Here are four key benefits to sleeping the recommended number of hours per night: 

Sleep enhances your mental clarity. Have you ever found yourself at work and unable to answer a question? Your mind has suddenly gone blank. Without sleep you aren’t able to perform your best. According to the National Sleep Foundation, insufficient sleep has an estimated economic impact of over $411 billion each year in the United States alone.
Sleep improves your ability to learn and grow. Without proper sleep, the neurons in your brain aren’t able to function properly. This prevents your consolidating and recalling information effectively. 
Sleep refreshes our emotional state. You have probably heard the phrase “woke up on the wrong side of the bed.” What this phrase highlights is actually how lack of adequate sleep makes you more likely to be angry, sad, or irritable. Sleep lowers the stress chemicals in our brain and improves our overall mood. 
Sleep revitalizes our bodies. Research shows that while you sleep, your body is busy at work resetting nearly every tissue in your body.
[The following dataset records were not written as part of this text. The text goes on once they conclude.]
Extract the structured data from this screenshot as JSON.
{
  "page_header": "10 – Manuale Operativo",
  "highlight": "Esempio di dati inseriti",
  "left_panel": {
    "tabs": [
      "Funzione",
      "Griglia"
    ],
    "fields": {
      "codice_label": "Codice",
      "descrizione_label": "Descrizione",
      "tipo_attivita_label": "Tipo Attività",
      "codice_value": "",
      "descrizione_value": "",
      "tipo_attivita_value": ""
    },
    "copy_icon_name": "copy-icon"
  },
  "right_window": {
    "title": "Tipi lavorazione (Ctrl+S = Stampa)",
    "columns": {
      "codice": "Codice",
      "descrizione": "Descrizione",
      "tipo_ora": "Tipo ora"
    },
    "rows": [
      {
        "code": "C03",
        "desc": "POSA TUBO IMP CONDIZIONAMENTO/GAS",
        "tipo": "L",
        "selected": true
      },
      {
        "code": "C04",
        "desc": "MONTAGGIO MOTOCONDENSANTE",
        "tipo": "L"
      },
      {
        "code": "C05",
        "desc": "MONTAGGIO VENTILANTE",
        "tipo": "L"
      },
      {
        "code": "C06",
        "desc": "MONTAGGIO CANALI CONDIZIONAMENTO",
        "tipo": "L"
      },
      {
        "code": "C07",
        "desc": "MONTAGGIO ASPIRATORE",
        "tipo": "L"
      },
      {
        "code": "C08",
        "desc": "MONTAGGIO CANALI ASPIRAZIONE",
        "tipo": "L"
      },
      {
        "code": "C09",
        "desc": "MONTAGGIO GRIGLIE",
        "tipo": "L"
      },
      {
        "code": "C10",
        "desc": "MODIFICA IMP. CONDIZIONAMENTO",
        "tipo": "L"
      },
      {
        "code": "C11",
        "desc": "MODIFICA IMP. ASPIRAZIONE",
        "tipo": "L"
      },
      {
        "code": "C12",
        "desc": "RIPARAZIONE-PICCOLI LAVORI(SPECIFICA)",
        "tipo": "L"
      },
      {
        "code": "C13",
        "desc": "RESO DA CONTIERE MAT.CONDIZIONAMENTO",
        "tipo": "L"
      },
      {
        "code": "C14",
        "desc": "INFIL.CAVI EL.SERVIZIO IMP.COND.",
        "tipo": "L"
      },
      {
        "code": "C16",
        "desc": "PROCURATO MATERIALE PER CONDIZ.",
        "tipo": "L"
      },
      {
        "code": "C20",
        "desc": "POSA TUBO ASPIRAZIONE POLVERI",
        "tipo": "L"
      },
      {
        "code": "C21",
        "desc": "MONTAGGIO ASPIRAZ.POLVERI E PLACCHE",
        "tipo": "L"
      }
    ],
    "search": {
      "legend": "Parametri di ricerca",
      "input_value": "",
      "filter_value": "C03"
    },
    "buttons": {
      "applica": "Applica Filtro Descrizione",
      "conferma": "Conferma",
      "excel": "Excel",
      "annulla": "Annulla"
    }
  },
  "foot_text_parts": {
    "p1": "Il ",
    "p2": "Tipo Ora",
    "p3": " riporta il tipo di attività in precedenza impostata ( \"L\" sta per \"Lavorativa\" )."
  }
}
It’s essential for every organ. Prioritizing sleep will boost your immune system, cardiovascular health, and more.

Our bodies are designed to function best with sleep. In the moment, when you’re thinking about staying up late to finish a project, you may think it’s your best option in order to achieve more. But, ultimately, if you want to win at work and succeed in life, it all must begin with a good night’s sleep.